Lokasi pemancingan dan rumah makan! assiiikkk!! udah brp tahun ya trakhir kali mancing? dan kita pun mengadakan kompetisi, dgn kelompok masing2 3 orang. Siapa yg paling byk, ialah pemenangnya!
yes, i will be the winner! 

tapi sayang, udah ada yg ahli mancing dan sering mancing ikan.. nggak heran, dalam waktu singkat dialah pemenangnya. tapi nggak masalah.. yg jelas ane dpt 3 ikan besar2 pula, salah satunya kita santap bersama2!
alhamdulillah, seneng bgt rasanya bisa jd tim yg paling baik.. (Ani sbg pelempar kail, aku sbg pemasang umpan, fani sbg penarik senar), wkwkwkk...

semakin siang, justru langit mulai mendung.. hbs maen2 dan menyantap masakan yg lezat. kali ini ada tugas nih.. apa ya? yeyy! kita disuruh buat karya bebas ttg hari itu..everything, yg paling bagus bakalan diposting di website FLP, dan dapet award! dikumpul sblm jam 18.00WIB, wow...buru2 amat ngumpulnya..
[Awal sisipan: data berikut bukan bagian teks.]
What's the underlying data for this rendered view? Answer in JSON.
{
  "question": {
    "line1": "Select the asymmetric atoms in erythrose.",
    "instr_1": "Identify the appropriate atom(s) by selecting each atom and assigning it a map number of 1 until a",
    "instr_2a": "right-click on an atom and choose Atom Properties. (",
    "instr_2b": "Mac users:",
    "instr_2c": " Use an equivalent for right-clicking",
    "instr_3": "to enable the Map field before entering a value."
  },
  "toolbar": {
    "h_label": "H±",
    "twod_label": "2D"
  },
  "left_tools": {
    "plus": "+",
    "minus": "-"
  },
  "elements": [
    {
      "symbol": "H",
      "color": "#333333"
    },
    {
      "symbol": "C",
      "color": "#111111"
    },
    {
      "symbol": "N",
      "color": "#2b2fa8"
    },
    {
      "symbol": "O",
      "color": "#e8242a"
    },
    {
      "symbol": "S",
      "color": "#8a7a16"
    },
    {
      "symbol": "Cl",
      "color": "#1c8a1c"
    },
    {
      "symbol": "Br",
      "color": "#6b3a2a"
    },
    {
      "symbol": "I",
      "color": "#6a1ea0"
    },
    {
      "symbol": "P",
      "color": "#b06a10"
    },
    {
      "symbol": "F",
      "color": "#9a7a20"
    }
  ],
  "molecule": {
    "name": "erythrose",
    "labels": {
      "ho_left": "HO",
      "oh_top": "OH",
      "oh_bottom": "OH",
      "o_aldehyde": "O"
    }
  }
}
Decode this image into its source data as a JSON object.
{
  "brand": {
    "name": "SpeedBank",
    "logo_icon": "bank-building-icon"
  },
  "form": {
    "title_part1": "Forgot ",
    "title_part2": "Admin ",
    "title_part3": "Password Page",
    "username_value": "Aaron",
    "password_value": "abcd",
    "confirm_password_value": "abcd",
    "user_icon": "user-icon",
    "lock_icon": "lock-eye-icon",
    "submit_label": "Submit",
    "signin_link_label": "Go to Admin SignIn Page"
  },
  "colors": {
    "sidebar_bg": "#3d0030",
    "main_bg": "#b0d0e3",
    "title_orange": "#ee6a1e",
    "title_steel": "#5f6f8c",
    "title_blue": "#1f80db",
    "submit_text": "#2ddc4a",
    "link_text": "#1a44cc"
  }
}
and, there is what i made.. enjoy it hun! :)


Ada Saatnya, Nanti!
Oleh : Monica Lucky Karlina

Pagi hari telah tiba, matahari mulai menampakkan cahayanya. Suara aliran sungai begitu merdu terdengar. Sudah waktunya untuk sarapan, bahkan lebih cepat dari biasanya. Hari ini adalah hari minggu. Waktunya untuk bermalas-malasan dan makan yang banyak. Ahh.. tidak! Setiap hari pekerjaanku hanya bermalas-malasan. Tidak pernah bekerja. Tidak tahu apa itu mencari uang. Yang aku tahu selama ini hanya menerima yang siap ada di depan mata.
Seperti hari-hari biasa, aku berkumpul dengan teman-temanku. Bercerita dan entah merencanakan apapun itu. Merencanakan , dan memikirkan siapa yang akan terluka hari ini. Matahari sudah semakin terik dan tempat ini pun seperti biasa akan semakin ramai. Entah mereka berasal darimana tetapi yang aku tahu dia juga ciptaan Tuhan. Mereka berdatangan dengan penuh suka cita, seperti siap untuk menerkam mangsanya yang tak berdaya dan kelaparan. Sama seperti mereka, harus berjuang untuk mendapatkan makanan. Makanan yang pedas dengan asap beraroma bawang. Tetapi kami tak suka dengan makanan itu.
“Nana, cepat kesini! Disini banyak sekali, aku sudah tak sabar untuk mendapatkannya”, ucap salah seorang perempuan berbaju hitam.
“Pasang umpan, lempar kailnya! Itu yang di tengah!”, kata temannya.
Plukk!!
Suara itu, sudah sangat sering aku dengar. Aromanya saja sudah tercium tepat sampai di depanku. Beriringan teman-temanku menghampiri aroma itu berasal. Tenang tetapi pasti, Dini, Rahma, Roi, dan yang lainnya menabrakkan dirinya ke benda beraroma sedap itu. Lepas terpisah-pisah begitu saja.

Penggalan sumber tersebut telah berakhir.